Oct
09
Convention publique d'aménagement - Nature du rapport contractuel -

ce qu'il faut retenir : les concessions d'aménagement occupent une place à part dans le droit des contrats publics tant au niveau national que communautaire. En effet, ce type de contrat ne peut relever d'aucune qualification catégorielle existante en raison de la spécificité des missions confiées au concessionnaire qui comprend à la fois des travaux, des services, des fournitures.

Dans sa décision du 11 mars 2011, le conseil d'Etat était chargé de se prononcer sur la nature des contrats conclus par le concessionnaire et partant sur la nature du lien contractuel qui l'unis au concédant.

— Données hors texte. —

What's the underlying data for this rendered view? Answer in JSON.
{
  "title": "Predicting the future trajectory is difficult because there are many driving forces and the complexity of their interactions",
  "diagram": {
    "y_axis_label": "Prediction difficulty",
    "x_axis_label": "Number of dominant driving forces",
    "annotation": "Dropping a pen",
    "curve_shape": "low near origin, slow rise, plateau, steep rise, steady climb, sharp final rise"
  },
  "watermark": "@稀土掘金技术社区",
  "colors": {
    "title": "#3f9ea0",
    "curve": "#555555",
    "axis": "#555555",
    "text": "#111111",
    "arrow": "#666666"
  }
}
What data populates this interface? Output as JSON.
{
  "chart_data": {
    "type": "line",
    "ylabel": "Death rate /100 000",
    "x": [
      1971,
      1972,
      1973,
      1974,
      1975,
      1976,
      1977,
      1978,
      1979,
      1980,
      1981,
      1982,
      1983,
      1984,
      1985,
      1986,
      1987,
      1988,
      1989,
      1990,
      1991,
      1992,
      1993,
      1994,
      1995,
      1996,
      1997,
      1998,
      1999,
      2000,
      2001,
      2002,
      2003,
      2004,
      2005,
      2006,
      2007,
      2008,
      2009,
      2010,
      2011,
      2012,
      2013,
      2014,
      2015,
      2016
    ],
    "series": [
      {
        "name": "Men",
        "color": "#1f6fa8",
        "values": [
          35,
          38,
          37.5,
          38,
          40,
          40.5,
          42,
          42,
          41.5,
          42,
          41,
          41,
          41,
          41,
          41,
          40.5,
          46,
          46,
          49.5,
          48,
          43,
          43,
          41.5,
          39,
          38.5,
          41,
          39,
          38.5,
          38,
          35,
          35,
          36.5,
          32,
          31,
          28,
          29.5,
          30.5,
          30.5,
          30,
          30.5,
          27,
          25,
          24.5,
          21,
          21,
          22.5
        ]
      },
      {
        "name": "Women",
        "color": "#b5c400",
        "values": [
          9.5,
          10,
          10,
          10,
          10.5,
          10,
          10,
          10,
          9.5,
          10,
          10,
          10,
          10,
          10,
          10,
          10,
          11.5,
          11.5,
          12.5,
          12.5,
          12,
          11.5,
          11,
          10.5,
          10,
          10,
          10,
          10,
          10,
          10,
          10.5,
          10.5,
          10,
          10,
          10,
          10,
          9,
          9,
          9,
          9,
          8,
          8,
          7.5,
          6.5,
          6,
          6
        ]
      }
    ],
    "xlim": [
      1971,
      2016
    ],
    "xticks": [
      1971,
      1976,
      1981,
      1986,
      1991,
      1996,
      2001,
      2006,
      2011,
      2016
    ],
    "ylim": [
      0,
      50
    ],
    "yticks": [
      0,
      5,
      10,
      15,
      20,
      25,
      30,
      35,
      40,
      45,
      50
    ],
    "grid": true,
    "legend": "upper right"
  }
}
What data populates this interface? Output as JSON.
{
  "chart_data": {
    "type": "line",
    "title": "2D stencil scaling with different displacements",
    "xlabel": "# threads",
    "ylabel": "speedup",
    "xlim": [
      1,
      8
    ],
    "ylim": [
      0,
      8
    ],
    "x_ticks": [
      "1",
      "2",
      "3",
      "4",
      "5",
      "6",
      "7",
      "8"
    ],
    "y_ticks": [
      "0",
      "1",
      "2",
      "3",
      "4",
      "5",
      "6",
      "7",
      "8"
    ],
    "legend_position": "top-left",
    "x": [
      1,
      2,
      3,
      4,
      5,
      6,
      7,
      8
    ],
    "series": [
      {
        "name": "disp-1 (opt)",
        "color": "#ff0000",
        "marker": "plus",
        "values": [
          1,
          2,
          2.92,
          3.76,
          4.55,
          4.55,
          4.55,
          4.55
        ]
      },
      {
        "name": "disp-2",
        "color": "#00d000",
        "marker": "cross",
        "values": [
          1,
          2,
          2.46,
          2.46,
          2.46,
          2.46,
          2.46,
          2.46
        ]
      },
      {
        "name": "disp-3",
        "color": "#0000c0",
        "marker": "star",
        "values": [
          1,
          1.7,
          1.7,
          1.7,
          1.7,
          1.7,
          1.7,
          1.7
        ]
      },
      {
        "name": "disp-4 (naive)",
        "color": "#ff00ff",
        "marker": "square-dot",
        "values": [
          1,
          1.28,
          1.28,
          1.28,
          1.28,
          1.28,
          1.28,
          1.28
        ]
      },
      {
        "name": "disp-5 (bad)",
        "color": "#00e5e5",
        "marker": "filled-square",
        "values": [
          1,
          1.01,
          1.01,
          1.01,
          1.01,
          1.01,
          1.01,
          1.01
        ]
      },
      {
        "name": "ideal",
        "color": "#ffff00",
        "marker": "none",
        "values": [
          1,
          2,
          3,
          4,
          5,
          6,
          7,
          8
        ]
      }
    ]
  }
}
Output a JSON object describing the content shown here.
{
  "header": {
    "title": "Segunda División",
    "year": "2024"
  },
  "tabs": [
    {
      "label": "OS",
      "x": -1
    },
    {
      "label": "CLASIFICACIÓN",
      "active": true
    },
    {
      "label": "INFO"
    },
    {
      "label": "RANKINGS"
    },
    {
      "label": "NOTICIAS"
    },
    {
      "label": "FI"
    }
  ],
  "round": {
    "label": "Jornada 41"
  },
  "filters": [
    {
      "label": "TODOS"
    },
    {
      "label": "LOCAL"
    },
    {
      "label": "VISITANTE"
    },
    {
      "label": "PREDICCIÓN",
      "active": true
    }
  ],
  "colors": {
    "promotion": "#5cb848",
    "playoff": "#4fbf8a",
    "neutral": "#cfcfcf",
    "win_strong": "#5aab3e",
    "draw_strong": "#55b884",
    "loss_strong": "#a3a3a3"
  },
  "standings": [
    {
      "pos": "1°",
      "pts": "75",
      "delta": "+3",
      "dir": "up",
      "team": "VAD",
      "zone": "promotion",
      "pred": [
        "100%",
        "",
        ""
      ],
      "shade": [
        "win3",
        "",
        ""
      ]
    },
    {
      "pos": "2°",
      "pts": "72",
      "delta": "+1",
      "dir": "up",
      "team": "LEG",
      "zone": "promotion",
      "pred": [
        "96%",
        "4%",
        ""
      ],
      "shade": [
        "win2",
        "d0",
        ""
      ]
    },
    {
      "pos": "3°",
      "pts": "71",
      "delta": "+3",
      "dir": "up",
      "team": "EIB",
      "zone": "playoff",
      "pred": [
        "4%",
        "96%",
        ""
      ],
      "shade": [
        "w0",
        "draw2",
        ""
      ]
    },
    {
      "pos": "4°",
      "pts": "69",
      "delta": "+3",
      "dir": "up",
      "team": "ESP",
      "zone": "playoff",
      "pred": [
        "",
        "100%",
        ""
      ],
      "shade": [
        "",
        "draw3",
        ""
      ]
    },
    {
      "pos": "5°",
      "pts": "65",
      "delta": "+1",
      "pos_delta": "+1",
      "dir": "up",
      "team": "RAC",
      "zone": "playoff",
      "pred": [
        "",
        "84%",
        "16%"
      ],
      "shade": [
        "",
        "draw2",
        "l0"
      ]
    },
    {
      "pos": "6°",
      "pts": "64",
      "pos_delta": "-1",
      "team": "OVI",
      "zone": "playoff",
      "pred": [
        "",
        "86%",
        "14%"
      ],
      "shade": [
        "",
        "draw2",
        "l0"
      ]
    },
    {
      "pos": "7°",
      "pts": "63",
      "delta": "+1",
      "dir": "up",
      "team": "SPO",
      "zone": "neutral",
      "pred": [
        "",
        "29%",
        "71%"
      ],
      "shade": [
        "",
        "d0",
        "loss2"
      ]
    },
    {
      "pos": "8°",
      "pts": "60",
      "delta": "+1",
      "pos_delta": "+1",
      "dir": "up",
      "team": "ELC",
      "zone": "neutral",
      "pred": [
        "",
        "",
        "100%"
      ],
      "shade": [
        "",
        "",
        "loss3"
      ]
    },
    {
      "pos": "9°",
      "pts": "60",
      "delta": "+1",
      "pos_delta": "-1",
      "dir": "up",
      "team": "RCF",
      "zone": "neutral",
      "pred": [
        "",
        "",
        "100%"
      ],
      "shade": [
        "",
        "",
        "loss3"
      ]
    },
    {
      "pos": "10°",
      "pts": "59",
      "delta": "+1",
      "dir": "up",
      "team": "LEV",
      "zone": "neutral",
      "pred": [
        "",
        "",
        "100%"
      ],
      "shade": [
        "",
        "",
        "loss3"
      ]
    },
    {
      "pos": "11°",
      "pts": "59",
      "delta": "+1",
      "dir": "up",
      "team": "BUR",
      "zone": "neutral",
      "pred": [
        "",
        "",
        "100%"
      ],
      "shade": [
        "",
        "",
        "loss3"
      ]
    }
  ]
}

Cet arrêt est intéressant parce qu'il opère une dissociation entre les différentes missions du concessionnaire, certaines comme les travaux exécutés sur les réseaux placent le concessionnaire dans un rapport de mandataire à mandat puisque les ouvrages réalisés sont destinés à être remis obligatoirement à la collectivité publique dès leur achèvement ou leur réception. Il s'agit d'ouvrages comme les voies ou les réseaux AEP par exemple que la jurisprudence désigne sous le vocable de biens de retour dans le droit des concessions. Ces biens ont comme principale caractéristique d'être le siège d'un service public. A contrario, dans le cadre de ses autres missions comme l'acquisition de terrains (par voie amiable, expropriation et préemption), la réalisation d'études diverses, la commercialisation des terrains aménagés, le concessionnaire agit en son nom propre. Au terme du contrat, les biens issus de l'accomplissement de ces missions, comme les terrains aménagés ou non sont appelés biens de reprise et peuvent revenir moyennant le paiement d'un prix au concédant. Le conseil d'Etat se prononce alors sur la nature de l'engagement contractuel global en considérant que dans la mesure ou la convention n'avait pas pour seul objet la réalisation des travaux portant sur des ouvrages destinés à être remis à la collectivité publique, le contrat ne pouvait être qualifier de mandat. Par cette décision, la haute assemblée tort le coup à la théorie de la mission majeure comme permettant la qualification du rapport contractuel.

Conseil d'Etat du 11 mars 2011, requête n°330722, "Communauté d'agglomération du grand Toulouse c/ SEBA Méditerranée".